Recall that a list is just an array of pointers. A shallow copy is simply a new list (a new object) that contains the same pointers.

A shallow copy of a list L can be obtained by:

  • slicing (L[:])
  • using the list method copy (L.copy())
  • using list comprehension ([e for e in L])
  • using the list constructor (list(L))
  • or using the generic copy method of the copy module (copy.copy(L)).

Remember, it would be just a copy of the pointers. If objects that those pointers point at are mutable, any changes made to the objects via the old list are visible in the new list.

L = [2]
L1 = [L]
L2 = L1[:]
L.append(3)
print(f'{L1 = }, {L2 = }')
L1 = [[2, 3]], L2 = [[2, 3]]

Deep Copy

If we have a list whose elements are mutable, we might want to copy the list in such a way that changes via the old list do not propagate to the new list - in other words, we might want not only to copy the list, but also its elements. This is what the function deepcopy of the module copy does:

import copy
L = [2]
L1 = [L]
L2 = copy.deepcopy(L1)
L.append(3)
print(f'{L1 = }, {L2 = }')
L1 = [[2, 3]], L2 = [[2]]

Here, L2 is not affected by the mutation of L, because L2 doesn’t contain anymore the object to which L points. It contains its copy. I’m not sure about the exact internal mechanics, but I imagine the deepcopy function does this: It goes to L1 and makes a shallow copy of it. It then goes to each element in that new list, copies the object to which the element points (creates new such object at a different memory location) and replaces the pointer in the new list with a pointer to this new object. It does that “all the way to the bottom”, meaning if an element of the list being copied is another list, its deep copy is also created:

L = [2]
L1 = [[L]]
L2 = copy.deepcopy(L1)
L.append(3)
print(f'{L1 = }, {L2 = }')
L1 = [[[2, 3]]], L2 = [[[2]]]

There are two subtleties to be mentioned here.

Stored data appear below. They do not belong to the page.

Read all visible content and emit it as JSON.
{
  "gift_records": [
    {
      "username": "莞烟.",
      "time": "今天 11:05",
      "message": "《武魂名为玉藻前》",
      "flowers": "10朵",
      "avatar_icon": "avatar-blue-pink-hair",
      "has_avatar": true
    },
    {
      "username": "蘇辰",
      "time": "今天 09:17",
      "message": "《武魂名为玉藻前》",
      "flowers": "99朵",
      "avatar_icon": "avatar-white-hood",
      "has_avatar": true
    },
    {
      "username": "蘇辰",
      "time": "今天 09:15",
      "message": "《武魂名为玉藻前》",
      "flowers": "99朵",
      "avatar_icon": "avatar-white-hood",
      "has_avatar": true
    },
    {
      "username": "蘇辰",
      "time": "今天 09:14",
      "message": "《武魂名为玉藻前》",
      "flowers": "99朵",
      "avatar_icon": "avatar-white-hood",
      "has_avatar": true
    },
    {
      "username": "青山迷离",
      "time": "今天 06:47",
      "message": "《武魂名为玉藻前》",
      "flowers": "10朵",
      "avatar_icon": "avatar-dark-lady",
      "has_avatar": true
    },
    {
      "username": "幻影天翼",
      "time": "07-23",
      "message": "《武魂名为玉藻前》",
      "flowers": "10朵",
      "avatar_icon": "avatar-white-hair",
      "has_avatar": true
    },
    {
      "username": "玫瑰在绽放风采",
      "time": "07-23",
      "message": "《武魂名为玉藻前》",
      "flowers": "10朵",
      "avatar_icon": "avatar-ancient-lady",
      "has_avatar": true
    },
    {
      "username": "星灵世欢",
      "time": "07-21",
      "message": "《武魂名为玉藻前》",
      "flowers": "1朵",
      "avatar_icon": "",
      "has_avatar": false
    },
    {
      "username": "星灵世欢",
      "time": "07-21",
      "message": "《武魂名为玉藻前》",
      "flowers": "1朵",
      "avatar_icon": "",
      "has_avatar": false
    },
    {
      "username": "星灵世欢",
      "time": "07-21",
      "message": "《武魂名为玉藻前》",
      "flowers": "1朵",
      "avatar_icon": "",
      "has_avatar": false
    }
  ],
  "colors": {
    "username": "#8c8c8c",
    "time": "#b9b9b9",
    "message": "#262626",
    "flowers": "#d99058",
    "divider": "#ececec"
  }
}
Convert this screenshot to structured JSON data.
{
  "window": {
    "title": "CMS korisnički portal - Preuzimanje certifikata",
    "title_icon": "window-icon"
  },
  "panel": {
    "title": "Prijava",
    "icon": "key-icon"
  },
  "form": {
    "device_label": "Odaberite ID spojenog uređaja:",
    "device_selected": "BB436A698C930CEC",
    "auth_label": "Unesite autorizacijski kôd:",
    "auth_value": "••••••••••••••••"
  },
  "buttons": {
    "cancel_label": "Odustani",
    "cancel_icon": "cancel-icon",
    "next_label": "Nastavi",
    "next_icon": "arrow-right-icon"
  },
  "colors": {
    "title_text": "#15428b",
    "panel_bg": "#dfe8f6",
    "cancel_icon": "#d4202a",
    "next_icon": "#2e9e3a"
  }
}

First, if the list to be copied is self-referencing, the deepcopy function somehow notices it and replicates the structure in the new list. Second, if two elements of the old list contain the same pointer, the object this pointer points to is copied only once and the new pointer is used twice in the new list. In other words, also this structure is maintained.

L1 = ['abc']
L1.append(L1)
print(L1, id(L1), id(L1[-1]))
L2 = copy.deepcopy(L1)
print(L2, id(L2), id(L2[-1]))
['abc', [...]] 1640674902656 1640674902656
['abc', [...]] 1640674911232 1640674911232
L = ['abc']
L1 = [L, L]
L2 = copy.deepcopy(L1)
L2[0].append(2)
print(L2)
[['abc', 2], ['abc', 2]]